Northern Arctic Federal University has hosted a seminar on additive technologies in the framework of the international project “I2P: From Idea to Printing of Metal Products” funded by Kolarctic CBC programme.

The workshop entitled “Opportunities and Prospects of 3D Printing in Manufacturing” was conducted in a hybrid format and gathered representatives of national and local businesses, as well as experts, researchers and master’s students from NArFU. The seminar was held as a follow-up to a major international workshop hosted by Luleå University of Technology (Sweden) in October 2020.

The seminar opened with a welcoming address from Natalia Sluzova, NArFU Vice-Rector for Digitalization and “Digital Arctiс” Project Director. “Economic breakthrough requires new approaches, and additive technologies have already become our reality”, stated Natalia Sluzova.

According to Director of NArFU Higher School of Engineering Sergey Aksyonov, additive technologies are being actively introduced into production processes but it still remains challenging to perfect the technology and produce items with certain specific features.

Lyubov Zarubina, NArFU Deputy Vice-Rector for International Cooperation and Information Policy, highlighted the importance of international cooperation as a tool for innovation exchange and the integration of knowledge into the global scientific landscape.

Among the speakers from the university’s side were experts from the Higher School of Engineering and the Higher School of Automated Systems and Information Technologies. The researchers presented the theoretical foundations of additive technologies and talked about the challenges related to the structural composition of 3D-printed metal products as well as the pros and cons of additive manufacturing. Maxim Zakharov, a member of the project’s team of experts, explained the advantages and drawbacks of additive technologies. One of the key

positives is the freedom to choose the shape of the potential item. Another benefit is the efficient use of materials: the powder is poured and solidified in layers. However, one of the challenges of additive manufacturing is that it is often difficult to ascertain the technical properties of the finished product before printing.

Alexey Prokhorov, the project’s thematic coordinator, noted that the main problem associated with 3D-printed items consists in the emergence of cracks, oxidation marks and pores. That is why investigating heat treating processes and minimizing defects remain one of the project’s key tasks.

In conclusion of the seminar, another member of the project’s expert team Evgeny Khaimin introduced a digital collaboration platform developed under the I2P project and aimed at enhancing cross-border network cooperation between business partners from Sweden, Norway, Finland and Northern Russia. The platform will facilitate the capacity building of SMEs introducing cutting-edge additive technologies as well as help universities more fully and effectively utilize their scientific potential.

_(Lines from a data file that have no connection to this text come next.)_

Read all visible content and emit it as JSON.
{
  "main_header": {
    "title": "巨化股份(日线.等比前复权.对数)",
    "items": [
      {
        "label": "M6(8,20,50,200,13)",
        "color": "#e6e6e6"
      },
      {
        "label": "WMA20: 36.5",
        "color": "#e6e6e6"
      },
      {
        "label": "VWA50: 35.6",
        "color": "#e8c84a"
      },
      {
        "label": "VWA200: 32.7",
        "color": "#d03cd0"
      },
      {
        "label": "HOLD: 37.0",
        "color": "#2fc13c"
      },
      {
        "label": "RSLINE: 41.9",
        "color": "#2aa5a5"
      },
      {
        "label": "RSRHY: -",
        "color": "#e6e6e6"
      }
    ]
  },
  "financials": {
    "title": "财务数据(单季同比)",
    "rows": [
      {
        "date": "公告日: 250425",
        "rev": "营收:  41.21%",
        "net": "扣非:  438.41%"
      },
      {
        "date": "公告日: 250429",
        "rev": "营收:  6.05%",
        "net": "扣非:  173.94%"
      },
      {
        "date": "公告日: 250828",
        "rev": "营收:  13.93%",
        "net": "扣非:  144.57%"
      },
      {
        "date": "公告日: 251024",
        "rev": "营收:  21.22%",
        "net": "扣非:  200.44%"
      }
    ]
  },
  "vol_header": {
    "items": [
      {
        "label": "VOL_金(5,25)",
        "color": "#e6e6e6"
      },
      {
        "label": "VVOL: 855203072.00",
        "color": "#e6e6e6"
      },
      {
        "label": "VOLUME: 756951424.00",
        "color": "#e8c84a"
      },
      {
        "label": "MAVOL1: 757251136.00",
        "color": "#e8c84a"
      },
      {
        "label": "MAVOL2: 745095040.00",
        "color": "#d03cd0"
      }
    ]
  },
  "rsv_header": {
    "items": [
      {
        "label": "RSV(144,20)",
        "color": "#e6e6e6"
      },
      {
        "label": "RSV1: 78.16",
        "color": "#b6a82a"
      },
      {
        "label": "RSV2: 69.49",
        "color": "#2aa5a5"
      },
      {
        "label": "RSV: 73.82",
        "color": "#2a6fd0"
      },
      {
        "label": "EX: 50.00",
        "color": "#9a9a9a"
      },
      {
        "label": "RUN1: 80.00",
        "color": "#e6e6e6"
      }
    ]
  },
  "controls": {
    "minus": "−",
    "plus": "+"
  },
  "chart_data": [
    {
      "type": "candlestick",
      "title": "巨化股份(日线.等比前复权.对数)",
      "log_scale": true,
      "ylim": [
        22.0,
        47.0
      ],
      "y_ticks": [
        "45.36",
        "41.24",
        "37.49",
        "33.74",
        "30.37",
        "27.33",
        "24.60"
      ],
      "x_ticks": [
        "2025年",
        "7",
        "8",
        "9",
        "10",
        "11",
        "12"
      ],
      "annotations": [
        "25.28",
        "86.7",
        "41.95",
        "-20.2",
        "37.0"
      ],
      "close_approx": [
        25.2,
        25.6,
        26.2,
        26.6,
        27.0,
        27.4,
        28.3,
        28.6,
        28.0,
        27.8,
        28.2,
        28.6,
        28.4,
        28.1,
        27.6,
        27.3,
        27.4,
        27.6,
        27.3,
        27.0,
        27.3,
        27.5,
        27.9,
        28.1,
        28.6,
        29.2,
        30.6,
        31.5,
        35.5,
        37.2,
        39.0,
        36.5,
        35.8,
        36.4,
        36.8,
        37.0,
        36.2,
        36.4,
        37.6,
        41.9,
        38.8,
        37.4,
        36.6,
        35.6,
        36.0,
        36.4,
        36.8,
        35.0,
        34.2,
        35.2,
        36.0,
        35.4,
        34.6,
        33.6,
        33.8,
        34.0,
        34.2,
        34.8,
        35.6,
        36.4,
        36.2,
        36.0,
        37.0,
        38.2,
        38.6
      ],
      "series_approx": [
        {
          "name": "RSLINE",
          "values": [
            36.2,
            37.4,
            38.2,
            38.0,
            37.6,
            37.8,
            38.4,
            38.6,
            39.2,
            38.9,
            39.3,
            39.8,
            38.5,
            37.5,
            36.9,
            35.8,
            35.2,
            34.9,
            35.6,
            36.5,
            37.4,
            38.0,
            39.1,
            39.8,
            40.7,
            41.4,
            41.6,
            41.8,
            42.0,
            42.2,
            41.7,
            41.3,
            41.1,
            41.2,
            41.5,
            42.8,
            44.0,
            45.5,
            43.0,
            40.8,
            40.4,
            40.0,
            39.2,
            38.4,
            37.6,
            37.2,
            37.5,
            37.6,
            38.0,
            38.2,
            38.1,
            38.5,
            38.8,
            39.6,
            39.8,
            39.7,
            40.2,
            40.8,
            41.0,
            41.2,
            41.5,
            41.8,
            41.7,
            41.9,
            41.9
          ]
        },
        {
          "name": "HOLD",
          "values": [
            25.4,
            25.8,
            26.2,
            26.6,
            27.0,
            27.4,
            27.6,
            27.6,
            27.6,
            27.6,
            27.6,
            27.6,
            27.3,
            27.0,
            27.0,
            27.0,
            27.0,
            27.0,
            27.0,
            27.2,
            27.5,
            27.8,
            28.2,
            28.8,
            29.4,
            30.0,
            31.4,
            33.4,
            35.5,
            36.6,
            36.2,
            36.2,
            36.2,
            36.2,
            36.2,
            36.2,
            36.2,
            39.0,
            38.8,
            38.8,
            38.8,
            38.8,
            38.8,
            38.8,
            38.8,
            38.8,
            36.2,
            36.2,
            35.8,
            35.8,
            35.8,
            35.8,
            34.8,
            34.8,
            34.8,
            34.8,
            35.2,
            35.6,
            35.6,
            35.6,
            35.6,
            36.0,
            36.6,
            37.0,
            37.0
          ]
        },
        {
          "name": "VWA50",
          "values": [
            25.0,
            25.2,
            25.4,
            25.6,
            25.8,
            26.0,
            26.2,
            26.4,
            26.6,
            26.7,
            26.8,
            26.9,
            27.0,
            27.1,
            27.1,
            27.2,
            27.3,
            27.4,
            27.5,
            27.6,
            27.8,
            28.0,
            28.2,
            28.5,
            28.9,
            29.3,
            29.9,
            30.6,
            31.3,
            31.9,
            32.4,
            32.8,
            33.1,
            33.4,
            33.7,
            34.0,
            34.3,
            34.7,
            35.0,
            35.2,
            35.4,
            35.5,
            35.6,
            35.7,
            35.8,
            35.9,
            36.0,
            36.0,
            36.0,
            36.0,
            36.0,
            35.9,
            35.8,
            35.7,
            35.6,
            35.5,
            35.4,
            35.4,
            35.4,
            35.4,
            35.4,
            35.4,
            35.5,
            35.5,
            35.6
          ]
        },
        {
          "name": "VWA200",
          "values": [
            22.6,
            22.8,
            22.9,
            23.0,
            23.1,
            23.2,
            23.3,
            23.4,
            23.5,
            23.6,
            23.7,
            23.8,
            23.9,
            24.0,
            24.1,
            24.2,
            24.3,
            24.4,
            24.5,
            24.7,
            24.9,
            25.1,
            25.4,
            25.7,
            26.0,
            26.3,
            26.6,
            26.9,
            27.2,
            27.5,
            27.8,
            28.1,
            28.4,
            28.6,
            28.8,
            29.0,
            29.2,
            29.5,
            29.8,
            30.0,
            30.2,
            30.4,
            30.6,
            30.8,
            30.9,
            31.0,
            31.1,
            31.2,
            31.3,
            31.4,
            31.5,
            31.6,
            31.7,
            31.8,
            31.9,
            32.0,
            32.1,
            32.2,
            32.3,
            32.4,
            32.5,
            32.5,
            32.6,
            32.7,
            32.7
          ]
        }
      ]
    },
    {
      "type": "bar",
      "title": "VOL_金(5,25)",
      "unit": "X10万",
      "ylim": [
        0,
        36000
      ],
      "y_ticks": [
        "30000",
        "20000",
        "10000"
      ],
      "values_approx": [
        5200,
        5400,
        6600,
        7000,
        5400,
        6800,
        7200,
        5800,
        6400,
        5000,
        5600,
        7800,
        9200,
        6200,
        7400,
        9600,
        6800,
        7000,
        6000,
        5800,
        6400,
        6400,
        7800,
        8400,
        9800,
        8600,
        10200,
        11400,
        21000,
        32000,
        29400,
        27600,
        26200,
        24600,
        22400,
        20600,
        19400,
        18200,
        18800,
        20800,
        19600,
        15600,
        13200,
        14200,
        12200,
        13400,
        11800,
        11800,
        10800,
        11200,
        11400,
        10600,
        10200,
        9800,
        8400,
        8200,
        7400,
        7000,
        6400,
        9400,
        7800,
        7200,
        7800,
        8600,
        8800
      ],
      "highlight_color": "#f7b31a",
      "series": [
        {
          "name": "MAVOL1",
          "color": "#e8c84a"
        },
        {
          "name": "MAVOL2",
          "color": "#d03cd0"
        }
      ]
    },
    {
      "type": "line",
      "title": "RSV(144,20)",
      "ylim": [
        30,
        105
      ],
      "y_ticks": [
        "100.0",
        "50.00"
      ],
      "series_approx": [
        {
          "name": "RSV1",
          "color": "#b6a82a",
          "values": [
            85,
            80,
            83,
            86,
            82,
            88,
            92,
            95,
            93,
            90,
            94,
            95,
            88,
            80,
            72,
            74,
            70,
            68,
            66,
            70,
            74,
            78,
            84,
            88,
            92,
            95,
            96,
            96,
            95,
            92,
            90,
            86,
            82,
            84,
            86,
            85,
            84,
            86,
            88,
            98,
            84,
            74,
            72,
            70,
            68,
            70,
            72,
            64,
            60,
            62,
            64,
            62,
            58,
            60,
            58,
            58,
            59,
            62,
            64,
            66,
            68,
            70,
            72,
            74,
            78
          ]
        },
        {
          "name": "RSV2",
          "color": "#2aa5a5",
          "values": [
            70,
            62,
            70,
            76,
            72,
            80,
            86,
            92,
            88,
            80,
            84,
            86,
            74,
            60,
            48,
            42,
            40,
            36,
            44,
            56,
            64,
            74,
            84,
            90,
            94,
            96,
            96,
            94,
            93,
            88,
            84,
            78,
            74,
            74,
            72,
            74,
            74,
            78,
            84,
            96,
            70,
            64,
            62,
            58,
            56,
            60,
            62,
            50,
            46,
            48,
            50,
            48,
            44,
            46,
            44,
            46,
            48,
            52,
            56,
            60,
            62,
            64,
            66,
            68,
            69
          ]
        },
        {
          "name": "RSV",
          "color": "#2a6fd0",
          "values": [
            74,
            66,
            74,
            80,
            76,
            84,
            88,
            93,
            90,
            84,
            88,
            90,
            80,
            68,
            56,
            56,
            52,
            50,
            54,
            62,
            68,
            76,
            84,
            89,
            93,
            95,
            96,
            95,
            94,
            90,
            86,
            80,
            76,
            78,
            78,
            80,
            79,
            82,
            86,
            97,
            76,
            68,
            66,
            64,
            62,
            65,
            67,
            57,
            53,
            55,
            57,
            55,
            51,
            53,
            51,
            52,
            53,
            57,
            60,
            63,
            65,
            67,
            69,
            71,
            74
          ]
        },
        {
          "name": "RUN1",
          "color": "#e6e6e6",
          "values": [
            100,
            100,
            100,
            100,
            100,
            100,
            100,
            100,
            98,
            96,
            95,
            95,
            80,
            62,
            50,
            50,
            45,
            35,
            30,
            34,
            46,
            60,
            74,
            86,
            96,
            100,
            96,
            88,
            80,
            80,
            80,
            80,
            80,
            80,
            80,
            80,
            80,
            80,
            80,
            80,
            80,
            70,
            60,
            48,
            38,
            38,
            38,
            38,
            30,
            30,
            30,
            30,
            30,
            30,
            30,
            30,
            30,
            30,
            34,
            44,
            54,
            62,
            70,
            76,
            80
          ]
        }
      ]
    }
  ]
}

The seminar generated great interest and was followed by a stimulating discussion resulting in a decision to continue collaboration between NArFU expert team and the representatives of Zvyozdochka, where a new metal 3D-printer is currently being tested. Another welcome outcome is the opportunity for NArFU experts to conduct research focused on addressing the practical aspects and generating business ideas for the regional enterprises.